Monday, 10 January 2011

Portugals January Sale

On Wednesday Portugal is going to try to raise 1.25bn Euro by auctioning off government debt - selling bonds.  This is perfectly normal practice and certainly we have had to do a lot of it to fund our deficit in recent years.

The interesting point though has been commented here before, but worth an update.  Current bond yields on 10year Portuguese debt is 7.16% i.e. they need to offer a 7.16% rate of interest to sell their debt.  Compare this to Germany's rate of 2.87% or our current rate of 3.52% - a little maths will show that Portugal will pay 0.895bn in interest on this debt sale over it's life, where Germany would pay 0.036bn and UK 0.044bn.

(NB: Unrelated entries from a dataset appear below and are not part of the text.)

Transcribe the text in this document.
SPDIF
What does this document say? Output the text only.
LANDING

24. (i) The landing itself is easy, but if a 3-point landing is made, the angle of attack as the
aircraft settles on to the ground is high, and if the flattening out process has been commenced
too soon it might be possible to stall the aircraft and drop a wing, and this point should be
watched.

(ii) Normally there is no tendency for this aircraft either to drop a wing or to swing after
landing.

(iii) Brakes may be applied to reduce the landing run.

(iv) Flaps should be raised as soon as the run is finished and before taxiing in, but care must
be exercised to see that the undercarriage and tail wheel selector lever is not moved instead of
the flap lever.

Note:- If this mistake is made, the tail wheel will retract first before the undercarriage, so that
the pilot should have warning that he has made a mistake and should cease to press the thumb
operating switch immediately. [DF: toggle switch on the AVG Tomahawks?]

Portugal have to offer a higher rate of interest as they are perceived to be higher risk, but the problem is that the higher rate of interest itself could be just the trigger that prevents their economy from coping & of course if they can't cope then they will have to go the same way as Greece and Ireland in taking a loan from the EU/IMF that will come with some very unattractive terms.  And then you have the bigger question - how much cash does the EU & IMF have to lend.  If Portugal needs a load of money on top of recent big spends, they would be near out of money, and then if Spain needed help....  Not sure where that would leave us - certainly a global crisis to match that of 2008 - and the consequent pain that we are all experiencing as a consequence of that.